Paul Ier, Hamlet à la cour des tsars
Dans l’Histoire russe, qui ne manque ni de dérives ni d’assassinats, Paul Ier occupe une place à part. Mal connu, totalement éclipsé par sa mère, Catherine la Grande et son fils, le flamboyant Alexandre, il n’a régné que quatre années à peine. Un temps qu’il a entièrement consacré à démonter et détruire l’héritage maternel, afin de venger un homme qui n’était peut-être même pas son père.
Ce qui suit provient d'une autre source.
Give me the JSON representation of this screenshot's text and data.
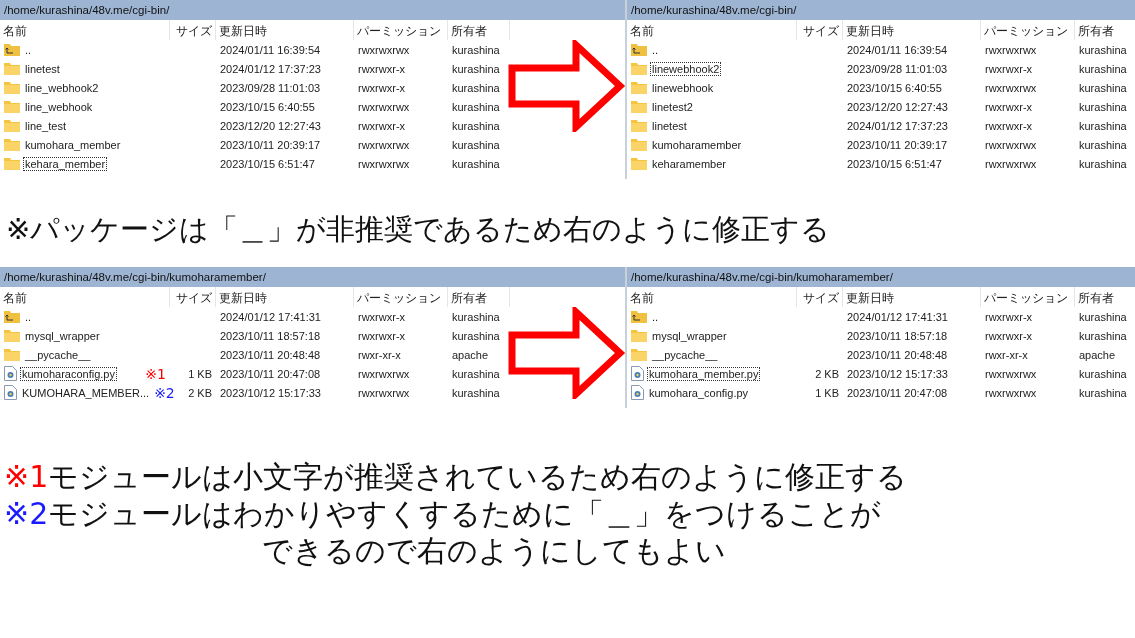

Le 1er octobre 1754, la future Catherine II met au monde son premier enfant. À la Cour, tous chuchotent. Ils savent que la tsarine Élisabeth Ire désire plus que tout que Pierre, son neveu et unique héritier, ait un fils. Or, un phimosis l’empêche de consommer son union et huit années ont passé avant qu’il n’accepte une opération. Il était temps ! Son épouse est déjà enceinte car, ne reculant devant aucun stratagème pour obtenir le petit-neveu espéré, Élisabeth Ire lui a conseillé de prendre un amant : le comte Saltykov est le premier d’une
longue liste de favoris mais nul ne peut prouver qu’il est le père biologique de Paul.
Accueil triomphal
Pierre, tenu éloigné du pouvoir par Élisabeth Ire, s’est lancé dans une débauche effrénée. Pendant ce temps, sa femme Catherine noue une liaison solide avec le redoutable Grigori Orlov… Au décès de la tsarine, le 5 janvier 1762, il monte sur le Trône sous le nom de Pierre III. Devenu tout-puissant, il traite Catherine avec mépris et affirme devant témoins vouloir s’en débarrasser : celle-ci tremble pour sa vie. Le
9 juillet 1762, soutenue militairement par Orlov, elle marche sur Saint-Pétersbourg, où elle est accueillie triomphalement. Elle prend la place de son époux : arrêté, ce dernier a abdiqué. Le 17 juillet, le tsar déchu meurt dans d’obscures circonstances, vraisemblablement assassiné.
Obsession mortelle
C’est donc peu dire que l’enfance du tsarévitch Paul est marquée par la mésentente entre ses parents. Enlevé à sa mère très tôt, il est élevé par des nourrices. C’est un garçon sensible, fragile, craintif et versatile. On le dit intelligent mais sujet à la mélancolie, souvent d’humeur taciturne. Lorsque Catherine prend le pouvoir, Paul n’a que 7 ans. Elle le traite avec le même dédain haineux qu’elle vouait à son défunt mari, père putatif de l’enfant. Plus tard, elle lui offre, en dérision, le pourtant superbe domaine de Pavlovsk : un « empire miniature », où il peut « jouer au gouverneur militaire » sans s’immiscer dans les affaires de l’État… Persuadé qu’il est bien le fils de Pierre III, Paul est obsédé par sa mort dont il rend Catherine responsable… Après le décès de sa première épouse en 1776, il convole avec la princesse Sophie-Dorothée de Wurtemberg, qui va lui donner… dix enfants. La nature du tsarévitch, étouffé par le despotisme maternel, change : il se montre maladivement susceptible, prompt aux accès de rage.
Comportements erratiques
Le 6 novembre 1796, la Grande Catherine meurt soudainement et intestat. À la Cour, tous savent que la tsarine voulait privilégier son premier petit-fils Alexandre, au détriment de son propre fils. Paul accède donc au pouvoir au mépris des volontés de sa mère. Il n’a de cesse de se venger en détruisant tout ce qu’elle a édifié. Il destitue ses protégés, rappelle ceux qu’elle avait bannis. Il favorise les serfs, rétablit les peines corporelles contre la noblesse, s’attirant ainsi l’hostilité de la Cour. Sa politique extérieure est erratique. Lui qui les détestait depuis la Révolution, se réconcilie avec les Français, rassuré par l’ascension de Napoléon. Il déclare la guerre aux Anglais et songe à faire marcher les régiments cosaques sur l’Inde. Toute la Russie est convaincue, à présent, de la démence de son souverain. Paranoïaque, Paul affirme, tel un Hamlet russe, que le fantôme de son ancêtre, Pierre le Grand, l’a prévenu de sa mort prochaine. Dans la nuit du 24 mars 1801, des conjurés pénètrent dans la chambre à coucher du Tsar, où un officier de la Garde l’étrangle avec une écharpe de commandement.